137. Female dorsal apodemes apparent: 0=no; 1=yes.

138. Male dorsal plates obvious: 0=no; 1=yes.

139. Female dorsal plates obvious: 0=no; 1=yes.

140. Male dorsum with 4 small plates in the anterior portion: 0=no; 1=yes.

141. Female dorsum with 4 small plates in the anterior portion: 0=no; 1=yes.

142. Male dorsal plates cover more than half the dorsum or nearly so: 0=no; 1=yes.

143. Female dorsal plates cover more than half the dorsum or nearly so: 0=no; 1=yes.

144. Number of dorsal plates on males: 0=none; 1=1 plate; 2=divided into 2 or more plates.

145. Number of dorsal plates on females: 0=none; 1=1 plate; 2=divided into 2 or more plates.

146. Dorsal plates of males with associated apodemes: 0=no; 1=yes.

147. Dorsal plates of females with associated apodemes: 0=no; 1=yes.

148. Dorsal plates of males with obvious spinous setae: 0=no; 1=yes.

149. Dorsal plates of females with obvious spinous setae: 0=no; 1=yes.

Body size

150. Female Body size: 0=<400µm; 1=400-999µm; 2=1mm-2mm; 3=>2mm.
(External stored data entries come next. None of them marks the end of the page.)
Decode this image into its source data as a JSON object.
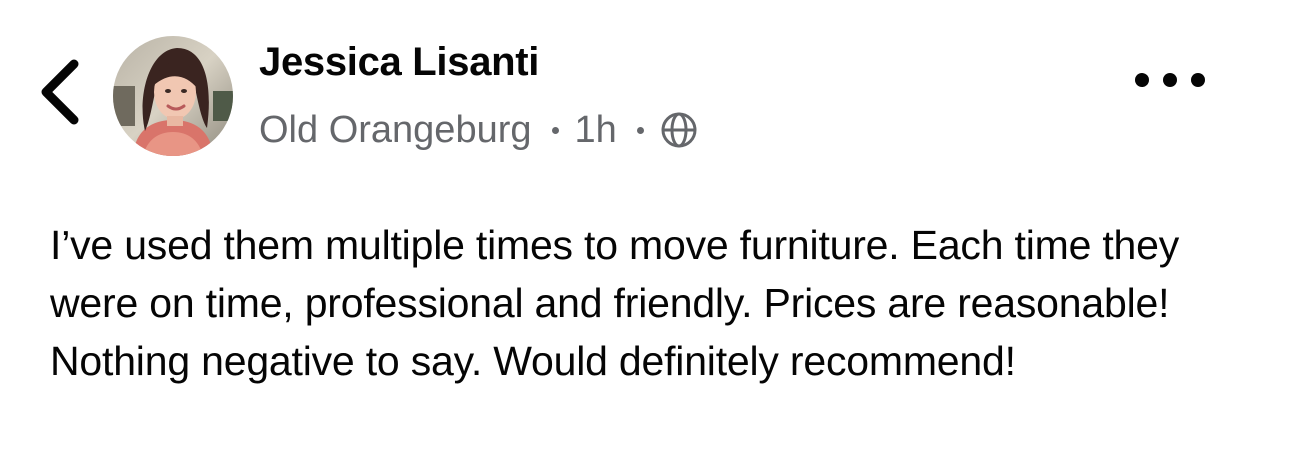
{
  "header": {
    "back_icon": "chevron-left-icon",
    "author_name": "Jessica Lisanti",
    "location": "Old Orangeburg",
    "time": "1h",
    "privacy_icon": "globe-icon",
    "more_icon": "more-horizontal-icon"
  },
  "post": {
    "text": "I’ve used them multiple times to move furniture. Each time they were on time, professional and friendly. Prices are reasonable! Nothing negative to say. Would definitely recommend!"
  },
  "colors": {
    "text_primary": "#050505",
    "text_secondary": "#65676b",
    "background": "#ffffff"
  }
}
151. Body white in color: 0=no; 1=yes.

152. Body elongate with a projecting posterior (obvious cauda in males): 0=no; 1=yes.

Larval characters

153. Shape of anal plate of larvae: 0=circular or oval; 1=triangular (wider than long).*

154. Number and location of setae on anal plate of larvae: 0=2 setae arising anterior and two posterior; 1=4 setae arising along posterior edge.*

155. Larvae brown in color or transparent: 0=yes; 1=no.*

156. Larvae with posterior pair of setae arising wide apart (distance equal to the length of a seta): 0=no; 1=yes.*

Host-associations

157. Lifestyle: 0=free-swimming mite; 1=sponge-associated mite; 2=snail-associated mite; 3=mussel-associated mite.

Egg deposition

158. Oviposition: 0=in sponges; 1=in molluscan mantle tissue; 2=in molluscan gill tissue; 3=unknown; ?=inapplicable, free-swimming mite.

Phylogenetic analyses

Characters were analyzed using Bayesian optimality criteria. All analyses treated binary and multistate characters as unweighted and unordered. Bayesian analysis was conducted with default priors and the Markov k model with a gamma (Mk+G) distribution (Lewis 2001) using MrBayes 3.1 (Huelsenbeck and Ronquist 2001; Ronquist and Huelsenbeck 2003). Two analyses ran in parallel each with four chains of five million generations and the posterior distribution was sampled every 5000 generations. We concluded that the analysis had reached stationarity when the average standard deviation of split frequencies was less than 0.01, evidence of chain swapping was sufficient, and the potential scale reduction factors (PSRF) were near one. An appropriate burnin was assessed by a plot of log likelihoods viewed in the program Tracer v1.4 (Rambaut and Drummond 2007) and was discarded before summarizing model parameters and tree statistics using the sump (burnin=500) and sumt (burnin=500) commands in MrBayes.